A paixão de uma jovem por um homem mais velho também é retratada em outras músicas de Lana del Rey, evocando muitas vezes a figura de Lolita. Em Diet Mountain Dew, Lana menciona o famoso óculos em formato de coração, que se popularizou com o lançamento do filme de Kubrick, Lolita (1962): “baby put on heart-shaped sunglasses 'cause we're gonna take a ride”. Já na música Every Man Gets His Wish, nunca lançada oficialmente, também há menção direta aos óculos: “he loves my heart-shaped sunglasses”.
1949, música também nunca oficialmente lançada, retrata toda a atmosfera de viagem pelos EUA de Lolita e Humbert Humbert para fugir da polícia. A música se inicia com a referência de uma das cenas do livro, em que H.H. carrega Dolores Haze no colo pelas escadas.
Carry me up them stairs With my white socks on And my blonde hair long
A música apresenta uma visão idealizada e sonhadora de uma narradora jovem, que mescla infância com aspectos da vida adulta. Ela se dirige ao “papai querido” e pede que ele compre gloss de pêssego, cigarros e pirulitos. O ano de 1949 se refere ao período final em que Dolores Haze viajou com Humbert:
Daddy dearest, you know how I like to take trips Pops, first stops at the K-mart Buy me my peach lip gloss Cigarettes and lollipops For our trip across the USA We're gonna party like it's 1949
A imagem do daddy, talvez resgatada por Lana, não é uma invenção dela. Marylin Monroe e Nina Simone, por exemplo, utilizam-se em suas músicas do termo daddy para se referir à figura romântica de um homem mais velho.
Carmen, por sua vez, é outra música que pode ser diretamente associada a Lolita. A personagem do escritor Mérimée é citada muitas vezes ao longo do romance de Nabokov, sendo um dos apelidos dados por Humbert a Dolores Haze. Carmen é uma jovem cigana que leva um amante ciumento à perdição. Ela é uma Femme fatale que manipula os homens para conseguir o que quer e acaba sendo morta por um deles. A música descreve justamente essa jovem sedutora que é adorada por todos. A figura da femme fatale é bastante explorada por Lana.
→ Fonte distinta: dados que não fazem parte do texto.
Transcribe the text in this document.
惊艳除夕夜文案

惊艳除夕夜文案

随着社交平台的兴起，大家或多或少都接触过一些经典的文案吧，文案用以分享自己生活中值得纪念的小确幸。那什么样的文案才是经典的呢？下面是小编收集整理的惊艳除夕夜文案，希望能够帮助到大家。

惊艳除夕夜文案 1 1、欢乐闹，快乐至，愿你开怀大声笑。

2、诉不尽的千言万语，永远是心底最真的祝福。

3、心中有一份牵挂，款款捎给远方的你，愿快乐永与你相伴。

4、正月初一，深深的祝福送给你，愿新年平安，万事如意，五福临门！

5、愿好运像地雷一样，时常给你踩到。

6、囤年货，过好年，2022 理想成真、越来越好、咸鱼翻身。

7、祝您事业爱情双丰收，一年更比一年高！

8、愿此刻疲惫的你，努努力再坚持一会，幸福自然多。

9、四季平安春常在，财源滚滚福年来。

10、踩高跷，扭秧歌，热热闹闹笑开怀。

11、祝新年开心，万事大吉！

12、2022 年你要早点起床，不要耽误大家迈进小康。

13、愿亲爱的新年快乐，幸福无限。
Já Put me in a Movie é uma música lançada no álbum Lana Del Ray a.k.a Lizzy Grant, quando Lana ainda utilizava esse nome. A narrativa pode ser analisada como a relação de Dolores - cujo sonho era ser atriz - com Quilty, cineasta conhecido por gostar de “menininhas”:
Lights, camera, action If he likes me, takes me home (...) Come on, you know you like little girls (...) Lights, camera, action You know I can't make it on my own
O mais interessante em Put me in a Movie é o contraponto dessa letra com a feita posteriormente por Lana em High by the Beach. Iniciando da mesma maneira, com “Light, camera, action”, ela inverte a letra original e reconstrói a narrativa sob outra perspectiva. Enquanto na música anterior a narradora precisa daquele homem e diz que “não consegue sozinha”, em High by the Beach ela diz que não pode mais fazer aquilo, que não precisa do dinheiro dele e que conseguirá sozinha.
Lights, camera, acción
I'll do it on my own
Don't need your money, money
To get me what I want
High by the Beach tem a força vingativa de uma narradora amadurecida que ganha consciência de que aquele homem é uma pessoa ruim e um problema em sua vida. A música faz parte do álbum Honeymoon (2015), que traz diversos elementos estéticos e nostálgicos que nos lembra a figura de Lolita.
I know you don't understand You could be a bad motherfucker But that don't make you a man Now you're just another one of my problems
Por fim, há referências mais sutis, como em This Is What Makes Us Girls, música que descreve uma juventude desregrada, a necessidade de colocar o amor em primeiro lugar e o sofrimento advindo disso, quando em certo trecho (“Drinkin' cherry schnapps in the velvet night”) ela cita velvet night, uma expressão utilizada no livro para descrever a primeira noite em que H.H. passa com Lolita: “In the velvet night, at Mirana Motel”, e Cherry, um elemento muito explorado por Lana, assim como ocorre em Lolita. Cereja é uma fruta comumente associada à sensualidade no cinema. No romance, Humbert descreve as unhas de Lolita como pintadas de cherry-red (vermelho-cereja), e na primeira noite no Mirana, Dolly come uma cherry pie (torta de cereja) de sobremesa, fruta que também é colocada no topo dos seus milkshakes. Isso sem mencionar a figura dos moteis de estrada, presença constante no livro e outro elemento utilizado por Lana em suas músicas.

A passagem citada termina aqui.